Verzorging van cliënt in instelling van zorgaanbieder

De Geschillencommissie




Commissie: Gehandicaptenzorg    Categorie: (On) zorgvuldigheid    Jaartal: 2022
Soort uitspraak: bindend advies   Uitkomst: Ongegrond   Referentiecode: 170910/174350

De uitspraak:

Waar gaat de zaak over?

Klaagster en autistische zoon (hierna: cliënt)  wonen sinds 2016 in Nederland en verhuizen in 2018 van AZC Musselkanaal naar AZC Burgum. Ondanks van een sociaal medisch advies kreeg klaagster geen geschikte woonruimte voor cliënt. Na melding Veilig Thuis is cliënt overgeplaatst naar een instelling van zorgaanbieder. Klaagster stelt dat de zorgaanbieder aan cliënt door zorgaanbieder ondermaats is geweest, heeft geen antwoord gekregen op alle vragen, geen zorgovereenkomst gekregen en vindt dat zorgaanbieder haar klacht niet serieus genomen heeft. De zorgaanbieder stelt dat klaagster bij de intake de zorgverleningsovereenkomst heeft meegegeven. Aan de hand van de door haar genoemde klachten zijn door de zorgaanbieder verschillende acties ondernomen en zijn meerdere disciplines vanuit de organisatie betrokken geweest om de zorg en begeleiding zo optimaal mogelijk in te zetten. In het klachtgesprek heeft klaagster alle ruimte gehad om te spreken over haar klachten in aanwezigheid van een tolk. Zorgaanbieder is van mening dat zij aan cliënt zorg heeft geleverd van goede kwaliteit en goed niveau. De commissie beoordeeld dat niet kan worden gesteld dat zorgaanbieder klaagster niet serieus heeft genomen en haar klachten niet volledig heeft beantwoord. De commissie is van oordeel dat de klachten ongegrond zijn.

De uitspraak

in het geschil tussen

[Naam], (hierna te noemen: klaagster) wonende te [woonplaats], wettelijk vertegenwoordigster van [naam],(hierna te noemen: cliënt)

en

Stichting Philadelphia Zorg, gevestigd te Amersfoort
(hierna te noemen: de zorgaanbieder).

Behandeling van het geschil

Partijen zijn overeengekomen dit geschil bij bindend advies door de Geschillencommissie Gehandicaptenzorg (verder te noemen: de commissie) te laten beslechten.
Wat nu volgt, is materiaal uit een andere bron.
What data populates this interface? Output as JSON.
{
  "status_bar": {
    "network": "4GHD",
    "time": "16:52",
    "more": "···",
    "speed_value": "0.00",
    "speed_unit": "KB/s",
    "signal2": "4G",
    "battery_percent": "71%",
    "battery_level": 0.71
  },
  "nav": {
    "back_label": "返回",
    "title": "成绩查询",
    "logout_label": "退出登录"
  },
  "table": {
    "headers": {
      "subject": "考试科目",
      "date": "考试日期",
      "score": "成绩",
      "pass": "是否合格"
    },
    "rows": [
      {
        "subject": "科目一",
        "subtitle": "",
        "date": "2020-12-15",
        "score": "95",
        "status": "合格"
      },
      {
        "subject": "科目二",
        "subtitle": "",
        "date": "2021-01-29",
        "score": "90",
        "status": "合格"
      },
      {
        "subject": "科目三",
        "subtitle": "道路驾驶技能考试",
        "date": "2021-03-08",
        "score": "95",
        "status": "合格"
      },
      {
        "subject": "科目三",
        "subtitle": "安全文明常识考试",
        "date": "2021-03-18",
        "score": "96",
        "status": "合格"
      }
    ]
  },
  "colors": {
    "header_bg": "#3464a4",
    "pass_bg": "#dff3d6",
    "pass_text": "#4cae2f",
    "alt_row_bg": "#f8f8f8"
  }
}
De commissie heeft kennisgenomen van de overgelegde stukken.

Daar partijen niet hebben aangegeven een mondelinge behandeling te wensen zijn de partijen niet voor de zitting opgeroepen.

De behandeling van het geschil heeft plaatsgevonden op 4 november 2022 te Utrecht.

Onderwerp van het geschil

Het geschil betreft de verzorging van cliënt in de instelling.

Standpunt van klaagster

Voor het standpunt van klaagster verwijst de commissie naar de overgelegde stukken. In de kern komt het standpunt op het volgende neer.

Klaagster en haar autistische zoon (verder: cliënt) verblijven sinds 2016 in Nederland. In 2018 verhuisden klaagster en cliënt van AZC Musselkanaal naar AZC Burgum. Ondanks de verkrijging van een sociaal medisch advies kreeg klaagster geen geschikte woonruimte voor cliënt. Na een melding bij Veilig Thuis is cliënt overgeplaatst naar een instelling van de zorgaanbieder.
Klaagster is van oordeel dat de zorgverlening aan cliënt door de zorgaanbieder ondermaats is geweest. Zij heeft een aantal voorbeelden gegeven. Zo is cliënt een aantal keren weggelopen, verwondde hij zichzelf en had hij problemen met het eten dat voor hem werd gemaakt. Hij huilde en schreeuwde veel. Cliënt droeg niet de warme kleren die klaagster voor hem had meegenomen. De zorgaanbieder heeft cliënt geen medicijnen gegeven toen hij corona kreeg en evenmin een afspraak bij de tandarts gemaakt voor gebitscontrole.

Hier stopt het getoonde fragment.